I am quite new to this site, and this is only my second post so far but I just want to say how thankful I am to have found this site and the wonderful people on here. I was diagnosed with Stage 4 Endo and Adenomyosis in March this year and I have felt like I've been on an emotional rollercoaster since then. I am pleased to have a diagnosis and yet this hasn't brought the relief I was expecting after so many years of the tests coming back negative and the doctors telling me I'm fine.
Whilst I am pleased to know what is wrong with me I am disheartened by the treatments choices. I wanted to be able to tackle this with natural treatments, diet and lifestyle changes and was feeling so positive and that it would be achievable.
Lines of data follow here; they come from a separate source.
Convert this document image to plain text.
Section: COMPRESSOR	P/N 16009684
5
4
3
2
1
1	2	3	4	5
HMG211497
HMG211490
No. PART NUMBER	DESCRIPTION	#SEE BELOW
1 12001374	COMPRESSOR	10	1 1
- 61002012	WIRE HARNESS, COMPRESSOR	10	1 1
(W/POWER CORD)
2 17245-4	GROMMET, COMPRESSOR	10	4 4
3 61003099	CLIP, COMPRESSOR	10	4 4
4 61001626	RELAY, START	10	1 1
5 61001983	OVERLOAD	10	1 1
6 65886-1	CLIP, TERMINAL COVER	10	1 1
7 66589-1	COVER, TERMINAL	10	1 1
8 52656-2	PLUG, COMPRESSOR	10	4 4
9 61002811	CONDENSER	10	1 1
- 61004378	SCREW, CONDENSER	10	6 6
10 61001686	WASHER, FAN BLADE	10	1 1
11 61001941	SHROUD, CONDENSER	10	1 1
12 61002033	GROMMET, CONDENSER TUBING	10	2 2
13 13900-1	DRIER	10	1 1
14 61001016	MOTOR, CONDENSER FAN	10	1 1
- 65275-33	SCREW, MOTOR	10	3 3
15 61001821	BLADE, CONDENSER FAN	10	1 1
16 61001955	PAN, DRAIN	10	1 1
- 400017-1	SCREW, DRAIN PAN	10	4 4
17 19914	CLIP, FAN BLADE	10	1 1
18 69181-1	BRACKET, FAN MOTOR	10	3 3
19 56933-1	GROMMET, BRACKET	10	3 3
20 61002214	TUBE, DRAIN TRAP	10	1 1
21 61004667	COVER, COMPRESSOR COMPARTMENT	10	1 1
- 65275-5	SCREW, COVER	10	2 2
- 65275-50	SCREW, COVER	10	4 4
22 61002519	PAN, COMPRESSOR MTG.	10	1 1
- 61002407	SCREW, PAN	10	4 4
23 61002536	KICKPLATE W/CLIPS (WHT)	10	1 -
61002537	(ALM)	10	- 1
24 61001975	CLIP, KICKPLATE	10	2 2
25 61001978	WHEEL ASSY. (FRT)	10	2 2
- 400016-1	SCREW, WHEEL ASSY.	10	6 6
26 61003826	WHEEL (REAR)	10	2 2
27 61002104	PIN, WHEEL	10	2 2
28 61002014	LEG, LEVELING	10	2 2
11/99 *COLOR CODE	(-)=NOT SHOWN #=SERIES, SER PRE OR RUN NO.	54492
However, yesterday I contacted the hospital that did my Laparoscopy and was told that due to the extent of the endo and where it is located they were not able to do any removal at the time of the procedure. I do have an appointment at a BSGE centre on 20th June to discuss my options, I'm just worried it will be the very things that I don't want to hear!
I have found over the last few months that my emotions are all over the place! One minute I am fine, the next I want to cry. I do have very supportive family and friends but I still feel very alone with this. I have read through many post on here and I whilst it is sad that so many others are feeling the same pain and emotional struggles that I am, it is also comforting to read the posts on here from others as it makes me realise that I am not alone and I can reach out if I need to. So thank you to you all, it really does help.